Des élections sans objet pour l’opposition

Dans tout le pays, le scrutin a été boycotté par les deux principaux partis d’opposition: le Social Democratic Front (SDF) et le Mouvement pour la renaissance du Cameroun (MRC), de Maurice Kamto, le farouche opposant de Paul Biya. Une des raisons invoquées par les deux formations est la persistance des violences dans les régions anglophones du pays, toujours en proie à la crise séparatiste depuis quatre ans. D’ailleurs, un conseiller municipal du RDPC a été assassiné le jour du scrutin par des séparatistes qui avaient menacé de troubler le vote.

Cependant, de son côté, le gouvernement persiste à dire que les élections se sont déroulées dans le «calme et la transparence». Une «mascarade», pour Maurice Kamto. Dans un communiqué publié le 9 décembre, l’opposant, qui a finalement retrouvé sa liberté de mouvement après plusieurs semaines d’assignation à domicile, qualifie cette échéance de «passage en force» par le pouvoir de Paul Biya.

«Le déroulement de ces élections régionales a démontré que, malgré ses incantations, le régime demeure incapable ou peu soucieux d’assurer la sécurité des citoyens. La mascarade du 6 décembre ne changera en rien le quotidien du peuple camerounais, dont les aspirations profondes ne se réaliseront manifestement pas sous le régime dictatorial actuel», a écrit l’opposant.

Dans les rangs du parti au pouvoir, la réaction ne s’est pas fait attendre. Jacques Fame Ndongo, secrétaire national à la communication du RDPC, qualifie dans un tweet la logique de Maurice Kamto de «nihiliste et fictionnelle».

Pour lui, le président du MRC «persévère dans la voie de la diabolisation du régime de Yaoundé» et «refuse de reconnaître le fonctionnement efficient du modèle politique camerounais».

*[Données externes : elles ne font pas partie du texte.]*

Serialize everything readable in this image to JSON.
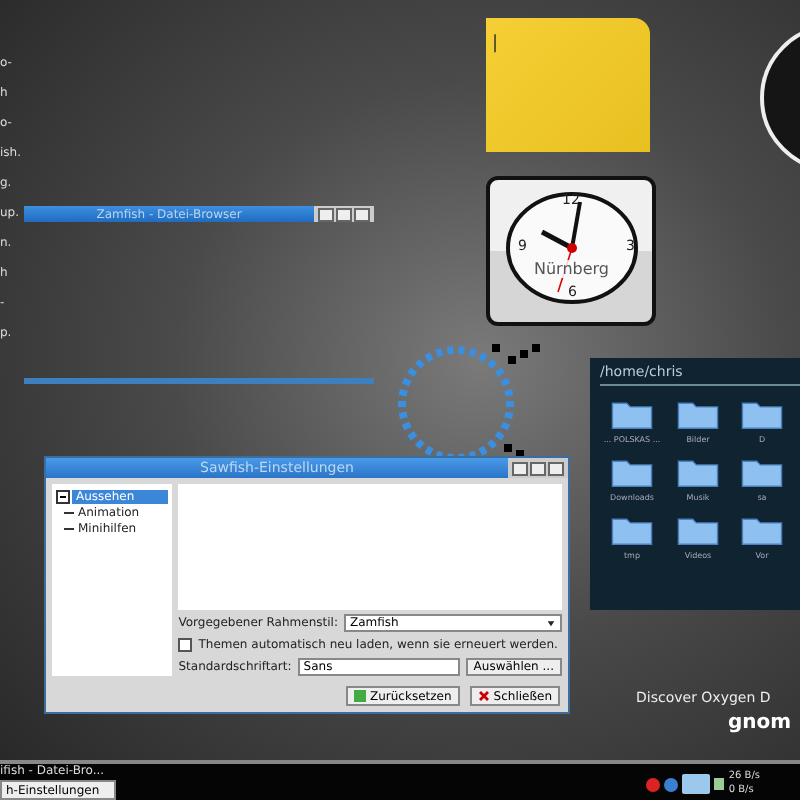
{
  "left_edge_texts": [
    "o-",
    "h",
    "o-",
    "ish.",
    "g.",
    "up.",
    "n.",
    "h",
    "-",
    "p."
  ],
  "mini_window": {
    "title": "Zamfish - Datei-Browser"
  },
  "sticky_note": {
    "text": "|"
  },
  "clock": {
    "numerals": [
      "12",
      "3",
      "6",
      "9"
    ],
    "city": "Nürnberg"
  },
  "folder_view": {
    "path": "/home/chris",
    "items": [
      {
        "label": "... POLSKAS ..."
      },
      {
        "label": "Bilder"
      },
      {
        "label": "D"
      },
      {
        "label": "Downloads"
      },
      {
        "label": "Musik"
      },
      {
        "label": "sa"
      },
      {
        "label": "tmp"
      },
      {
        "label": "Videos"
      },
      {
        "label": "Vor"
      }
    ]
  },
  "dialog": {
    "title": "Sawfish-Einstellungen",
    "tree": [
      {
        "label": "Aussehen",
        "selected": true,
        "expanded": true,
        "children": [
          {
            "label": "Animation",
            "selected": false
          },
          {
            "label": "Minihilfen",
            "selected": false
          }
        ]
      }
    ],
    "frame_style": {
      "label": "Vorgegebener Rahmenstil:",
      "value": "Zamfish"
    },
    "auto_reload": {
      "label": "Themen automatisch neu laden, wenn sie erneuert werden.",
      "checked": false
    },
    "font": {
      "label": "Standardschriftart:",
      "value": "Sans",
      "button": "Auswählen ..."
    },
    "buttons": [
      "Zurücksetzen",
      "Schließen"
    ]
  },
  "wallpaper_texts": [
    "Discover Oxygen D",
    "gnom"
  ],
  "taskbar": {
    "tooltip": "ifish - Datei-Bro...",
    "task": "h-Einstellungen",
    "net_up": "26 B/s",
    "net_down": "0 B/s"
  }
}
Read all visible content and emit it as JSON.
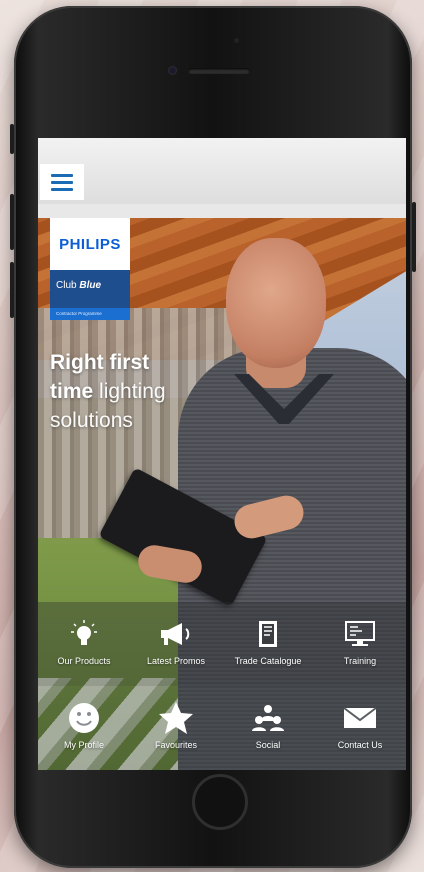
{
  "app": {
    "brand": "PHILIPS",
    "program_name_prefix": "Club",
    "program_name_emphasis": "Blue",
    "program_strip": "Contractor Programme"
  },
  "hero": {
    "line1_bold": "Right first",
    "line2_bold": "time",
    "line2_light": "lighting",
    "line3_light": "solutions"
  },
  "tiles_row1": [
    {
      "label": "Our Products",
      "icon": "lightbulb-icon"
    },
    {
      "label": "Latest Promos",
      "icon": "megaphone-icon"
    },
    {
      "label": "Trade Catalogue",
      "icon": "catalogue-book-icon"
    },
    {
      "label": "Training",
      "icon": "monitor-icon"
    }
  ],
  "tiles_row2": [
    {
      "label": "My Profile",
      "icon": "smiley-face-icon"
    },
    {
      "label": "Favourites",
      "icon": "star-icon"
    },
    {
      "label": "Social",
      "icon": "people-group-icon"
    },
    {
      "label": "Contact Us",
      "icon": "envelope-icon"
    }
  ],
  "colors": {
    "brand_blue": "#0b5ed7",
    "program_blue": "#1f4e8f",
    "menu_icon": "#1a6bb3"
  }
}
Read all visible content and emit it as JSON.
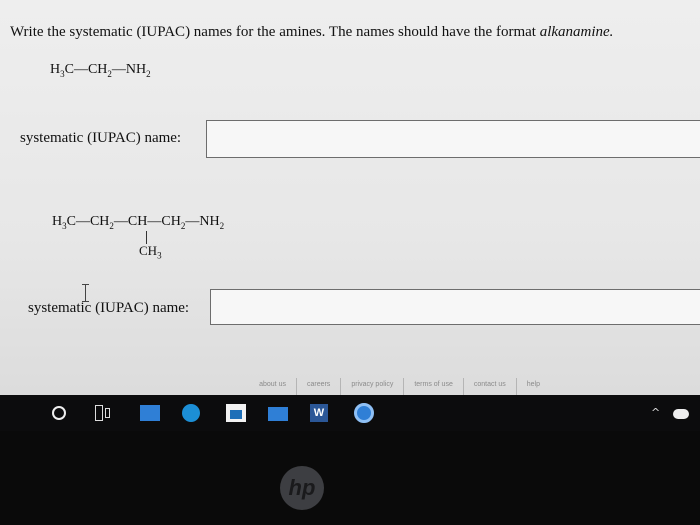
{
  "question": {
    "text_before": "Write the systematic (IUPAC) names for the amines. The names should have the format ",
    "format_word": "alkanamine."
  },
  "formula1": {
    "main": [
      "H",
      "3",
      "C—CH",
      "2",
      "—NH",
      "2"
    ]
  },
  "formula2": {
    "main": [
      "H",
      "3",
      "C—CH",
      "2",
      "—CH—CH",
      "2",
      "—NH",
      "2"
    ],
    "branch": [
      "CH",
      "3"
    ]
  },
  "label1": "systematic (IUPAC) name:",
  "label2": "systematic (IUPAC) name:",
  "answer1": {
    "value": ""
  },
  "answer2": {
    "value": ""
  },
  "footer": {
    "links": [
      "about us",
      "careers",
      "privacy policy",
      "terms of use",
      "contact us",
      "help"
    ]
  },
  "taskbar": {
    "icons": [
      "search-icon",
      "task-view-icon",
      "file-explorer-icon",
      "edge-icon",
      "store-icon",
      "mail-icon",
      "word-icon",
      "chrome-icon",
      "chevron-up-icon",
      "onedrive-icon"
    ],
    "word_letter": "W"
  },
  "bezel": {
    "logo_text": "hp"
  },
  "colors": {
    "page_bg": "#eeeeee",
    "taskbar_bg": "#0c0c0d",
    "accent_blue": "#2f7fd6"
  }
}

La décentralisation comme solution à la crise?

Bien que déjà inscrite dans la Constitution de 1996, l’accélération de la décentralisation avait été remise sur la table à l’occasion du Grand dialogue national fin 2019 à Yaoundé. Une option brandie par le pouvoir en place avec en prime l’octroi d’un statut spécial aux deux régions du Nord-Ouest et du Sud-Ouest comme solution à la crise séparatiste en cours. Ceci en lieu et place du fédéralisme souhaité par les leaders anglophones modérés.

Cependant, estime Aristide Mono, enseignant en sciences politiques à l’université de Yaoundé 2, si cette «élection vient compléter un vide de l’ingénierie institutionnelle de la décentralisation au Cameroun, cela risque de n’être utile qu’au niveau de la forme. Dans le fond, il y a plusieurs insuffisances qui désubstancialisent l’idéal d’autonomisation des collectivités territoriales décentralisées».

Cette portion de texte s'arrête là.